Joseph Boggs Beale’s artistic work might not have seemed
significant to me were it not for the fact that a large part of his career was
spent in the employ of the firm of C.W. Briggs (lantern slide makers) producing
drawings to be reproduced as lantern slides. I had a number of Beale slides but
only one of his drawings, a romanticized scene seemingly extolling the virtues
of capitalism with a prosperous boss and his busy workers. I had the lantern
slide produced from the drawing and I liked having both the original drawing
and the slide. I did not know until last year when I had the opportunity to buy
some other Beale drawings that this drawing was from a temperance series called
“A Drunkard’s Reform”. The drawing was not meant, as I had formerly imagined,
to be about the rewards of capitalism but rather the return to honest labor and
promotion to foreman of a man almost ruined by drink. I have grown in my appreciation
of Beale’s work and been fortunate enough to add several pieces to my
collection in the last two years.
Who was Joseph Boggs Beale (1841-1926)? He was, a largely unremembered
Philadelphia artist who worked in the last half of the 19th century and the
beginning of the 20th century. He
worked for a variety of publications including Frank Leslie's Weekly, Harper's,
and the Daily Graphic before going on to work for C.W. Briggs. Between
1881-1915 he made more than 2000 drawings which were reproduced as magic
lantern slides. His drawings, and the slides that were produced from them, covered
an amazingly wide view of American life. His work included Bible Stories,
Popular Literature, History, Temperance, Folk Tales and Comic Scenes. A partial list of his work would
include Pilgrim’s Progress, Marley’s Ghost, Paul Revere’s Ride, The Life of Lincoln,
Yankee Doodle, The Star Spangled Banner The Raven, Hiawatha, Uncle Tom’s Cabin,
A Christmas Carol and The Night Before Christmas.
In 1940 Life magazine did a piece on Beale that served to mark
a slight resurgence of interest in his work. The article referred to Beale as America’s
foremost magic lantern painter, not that there was much competition or
recognition for such a title. Terry Borton, the proprietor of the American
Magic-Lantern Theater, has for the past twenty years tirelessly promoted Beale’s
work and used slides based on Beale’s drawings for his magic lantern shows.

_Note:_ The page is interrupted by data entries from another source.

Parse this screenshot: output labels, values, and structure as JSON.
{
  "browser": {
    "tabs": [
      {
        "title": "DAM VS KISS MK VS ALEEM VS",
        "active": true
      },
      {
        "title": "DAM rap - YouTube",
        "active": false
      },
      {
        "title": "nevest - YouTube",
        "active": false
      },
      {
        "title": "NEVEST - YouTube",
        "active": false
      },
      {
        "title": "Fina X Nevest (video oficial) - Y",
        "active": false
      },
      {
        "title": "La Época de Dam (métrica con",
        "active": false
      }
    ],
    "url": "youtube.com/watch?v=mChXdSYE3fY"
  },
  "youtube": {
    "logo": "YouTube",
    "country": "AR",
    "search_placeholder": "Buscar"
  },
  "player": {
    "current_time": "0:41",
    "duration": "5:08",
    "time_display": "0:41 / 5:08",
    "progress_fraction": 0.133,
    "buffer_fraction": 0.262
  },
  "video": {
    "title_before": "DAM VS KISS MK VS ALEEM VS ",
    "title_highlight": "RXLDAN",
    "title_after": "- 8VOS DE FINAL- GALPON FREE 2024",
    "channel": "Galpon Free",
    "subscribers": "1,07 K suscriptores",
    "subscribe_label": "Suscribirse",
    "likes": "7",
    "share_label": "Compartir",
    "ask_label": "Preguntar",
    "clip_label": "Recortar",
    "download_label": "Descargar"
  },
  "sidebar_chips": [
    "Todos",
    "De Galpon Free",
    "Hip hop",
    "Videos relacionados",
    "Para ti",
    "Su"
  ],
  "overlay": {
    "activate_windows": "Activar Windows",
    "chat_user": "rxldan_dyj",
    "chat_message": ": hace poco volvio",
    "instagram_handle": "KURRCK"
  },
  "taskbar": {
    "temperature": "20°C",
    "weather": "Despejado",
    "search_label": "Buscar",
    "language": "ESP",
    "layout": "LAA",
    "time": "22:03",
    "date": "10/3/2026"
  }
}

Terry
and his wife Debbie have finished the manuscript of a soon to be published book
about Beale and his work entitled Before The Movies which will undoubtedly add
greatly to the awareness of Beale as an artist of American life and history.

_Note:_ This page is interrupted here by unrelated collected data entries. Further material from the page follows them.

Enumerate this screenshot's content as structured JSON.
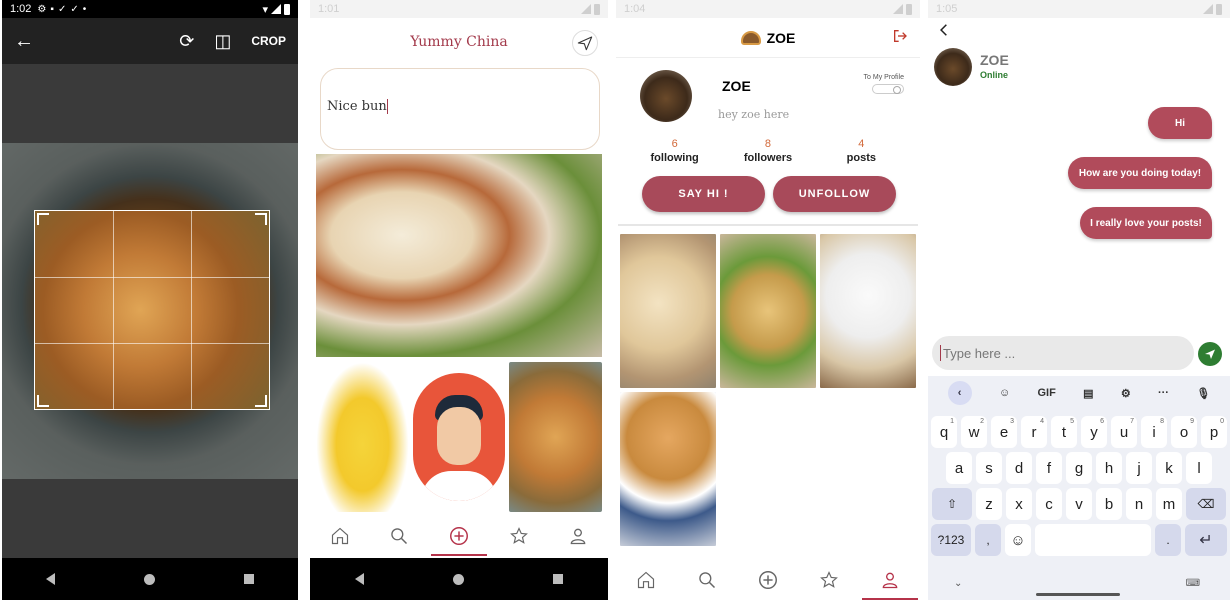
{
  "crop_screen": {
    "status": {
      "time": "1:02"
    },
    "toolbar": {
      "crop_label": "CROP"
    }
  },
  "post_screen": {
    "status": {
      "time": "1:01"
    },
    "title": "Yummy China",
    "caption_value": "Nice bun"
  },
  "profile_screen": {
    "status": {
      "time": "1:04"
    },
    "header_title": "ZOE",
    "name": "ZOE",
    "bio": "hey zoe here",
    "toggle_label": "To My Profile",
    "stats": [
      {
        "value": "6",
        "label": "following"
      },
      {
        "value": "8",
        "label": "followers"
      },
      {
        "value": "4",
        "label": "posts"
      }
    ],
    "buttons": {
      "say_hi": "SAY HI !",
      "unfollow": "UNFOLLOW"
    }
  },
  "chat_screen": {
    "status": {
      "time": "1:05"
    },
    "contact_name": "ZOE",
    "contact_status": "Online",
    "messages": [
      {
        "text": "Hi"
      },
      {
        "text": "How are you doing today!"
      },
      {
        "text": "I really love your posts!"
      }
    ],
    "input_placeholder": "Type here ...",
    "keyboard": {
      "toolbar": {
        "gif": "GIF",
        "more": "···"
      },
      "row1": [
        "q",
        "w",
        "e",
        "r",
        "t",
        "y",
        "u",
        "i",
        "o",
        "p"
      ],
      "row1_hints": [
        "1",
        "2",
        "3",
        "4",
        "5",
        "6",
        "7",
        "8",
        "9",
        "0"
      ],
      "row2": [
        "a",
        "s",
        "d",
        "f",
        "g",
        "h",
        "j",
        "k",
        "l"
      ],
      "row3": [
        "z",
        "x",
        "c",
        "v",
        "b",
        "n",
        "m"
      ],
      "symbols_key": "?123",
      "comma": ",",
      "period": "."
    }
  }
}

Although Beale worked well into the 20th century his artistic
style is firmly planted in the 19th century with a kind of heroic grandiosity
and unbridled optimism. Some of
Beale’s drawings seem overly sweet and others sadly capture a stereotyping
common at the end of the 19th century. The best of Beale’s drawings catch grand
figures caught in melodramatic
moments and are packed with detail. They are worth a look and my collection of
Beale material is now up on my site.